The problem asks to find the maximum profit achievable by buying and selling stocks, given a budget constraint. We are provided with two arrays, present and future, representing the current and future prices of stocks, respectively. We can buy each stock at most once.

The most efficient approach to solve this problem is using dynamic programming. We can model this as a 0/1 knapsack problem, where the "weight" of an item is the current price of a stock and its "value" is the profit from that stock (future price - current price). The knapsack capacity is our budget.

Approach:

Both solutions use dynamic programming, but Solution 2 is optimized for space complexity.

Solution 1 (DP with 2D array):

This solution uses a 2D DP table f where f[i][j] represents the maximum profit achievable using the first i stocks and a budget of j.

• The base case is f[0][j] = 0 for all j, meaning no profit if no stocks are considered.

• The recurrence relation is: f[i][j] = max(f[i-1][j], f[i-1][j - present[i-1]] + future[i-1] - present[i-1])

  • f[i-1][j] represents not buying the i-th stock.
  • f[i-1][j - present[i-1]] + future[i-1] - present[i-1] represents buying the i-th stock, if we have enough budget (j >= present[i-1]) and the profit from that stock is positive (future[i-1] > present[i-1]).

• The final answer is f[n][budget], where n is the number of stocks.

Solution 2 (DP with 1D array):

This solution optimizes space complexity by using a 1D DP array f where f[j] represents the maximum profit achievable with a budget of j. It iterates through the stocks and updates the f array iteratively.

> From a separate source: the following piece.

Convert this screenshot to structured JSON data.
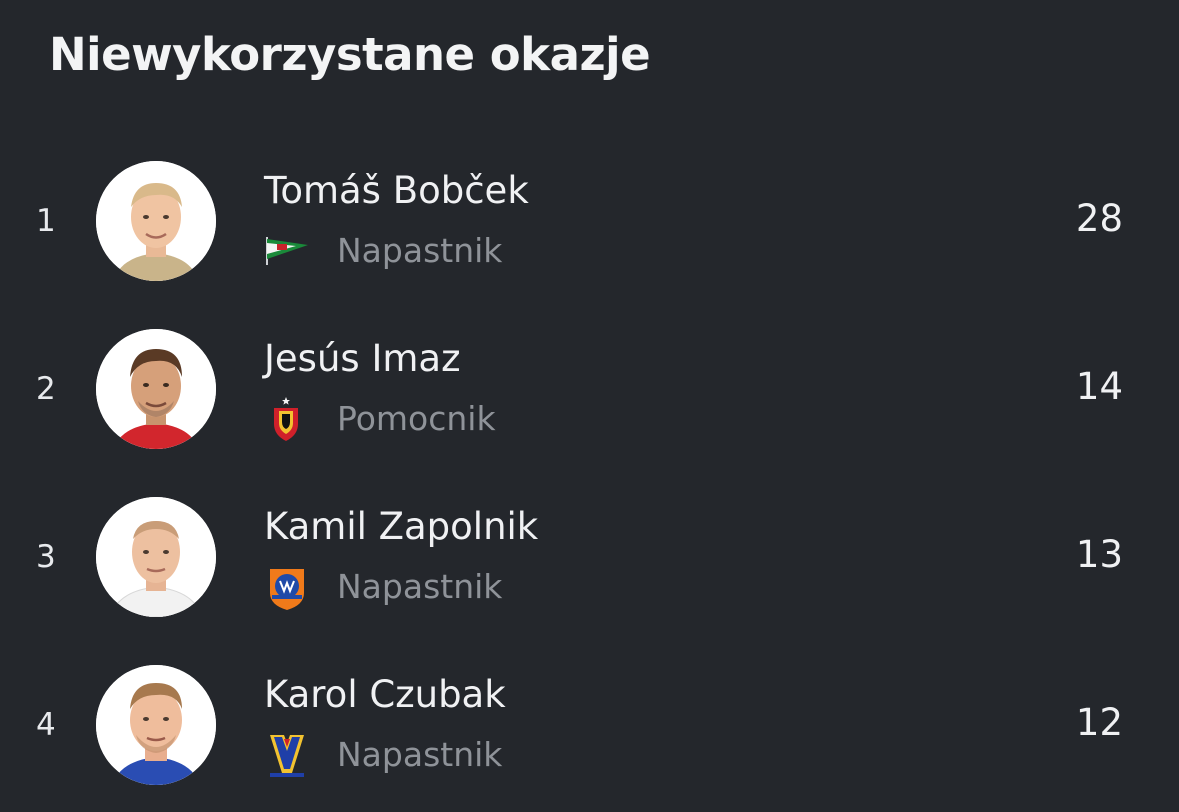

• The iteration goes from budget down to a (the current stock price). This ensures that when considering a stock, we use the previously calculated maximum profit without that stock.
• f[j] = max(f[j], f[j - a] + b - a) updates the maximum profit for budget j considering whether to buy the current stock or not.

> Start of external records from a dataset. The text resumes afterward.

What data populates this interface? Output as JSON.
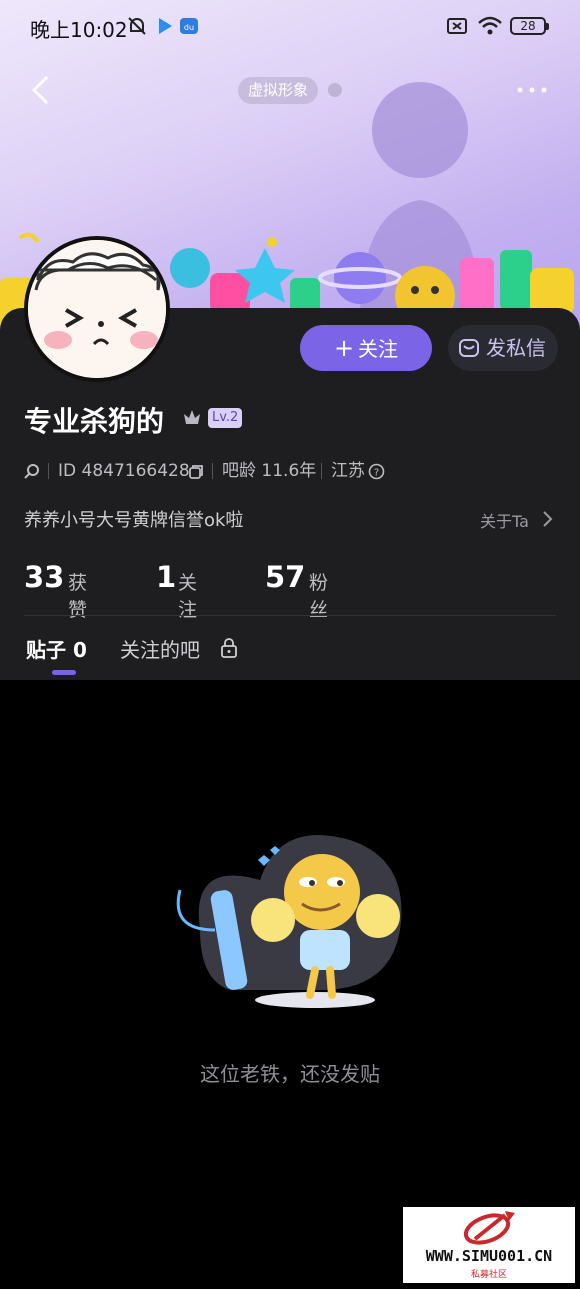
{
  "status_bar": {
    "time": "晚上10:02",
    "battery": "28"
  },
  "header": {
    "avatar_pill": "虚拟形象"
  },
  "profile": {
    "username": "专业杀狗的",
    "level": "Lv.2",
    "user_id": "ID 4847166428",
    "forum_age": "吧龄 11.6年",
    "location": "江苏",
    "bio": "养养小号大号黄牌信誉ok啦",
    "about_label": "关于Ta"
  },
  "actions": {
    "follow_label": "关注",
    "message_label": "发私信"
  },
  "stats": [
    {
      "value": "33",
      "label": "获赞"
    },
    {
      "value": "1",
      "label": "关注"
    },
    {
      "value": "57",
      "label": "粉丝"
    }
  ],
  "tabs": [
    {
      "label": "贴子 0"
    },
    {
      "label": "关注的吧"
    }
  ],
  "empty_state": {
    "message": "这位老铁，还没发贴"
  },
  "watermark": {
    "text": "WWW.SIMU001.CN",
    "sub": "私募社区"
  },
  "colors": {
    "accent": "#7b64e6",
    "panel": "#1e1e21"
  }
}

Time and Space Complexity:

Solution 1:

• Time Complexity: O(n * budget), where n is the number of stocks and budget is the given budget. This is because we iterate through the DP table.
• Space Complexity: O(n * budget), due to the 2D DP table.

Solution 2:

• Time Complexity: O(n * budget). Similar to Solution 1, but with a single loop instead of nested loops.
• Space Complexity: O(budget), due to the 1D DP array. This is a significant improvement over Solution 1.

Code Examples (Python):

Solution 1 (2D DP):

class Solution:
    def maximumProfit(self, present: List[int], future: List[int], budget: int) -> int:
        n = len(present)
        f = [[0] * (budget + 1) for _ in range(n + 1)]
        for i in range(1, n + 1):
            for j in range(budget + 1):
                f[i][j] = f[i - 1][j]
                if j >= present[i - 1]:
                    f[i][j] = max(f[i][j], f[i - 1][j - present[i - 1]] + future[i - 1] - present[i - 1])
        return f[n][budget]
 

Solution 2 (1D DP):

class Solution:
    def maximumProfit(self, present: List[int], future: List[int], budget: int) -> int:
        f = [0] * (budget + 1)
        for p, fut in zip(present, future):
            for j in range(budget, p - 1, -1):
                f[j] = max(f[j], f[j - p] + fut - p)
        return f[budget]
 

Both solutions correctly solve the problem; Solution 2 is preferred due to its better space complexity. The choice between them depends on the specific constraints of the problem (memory limits, etc.).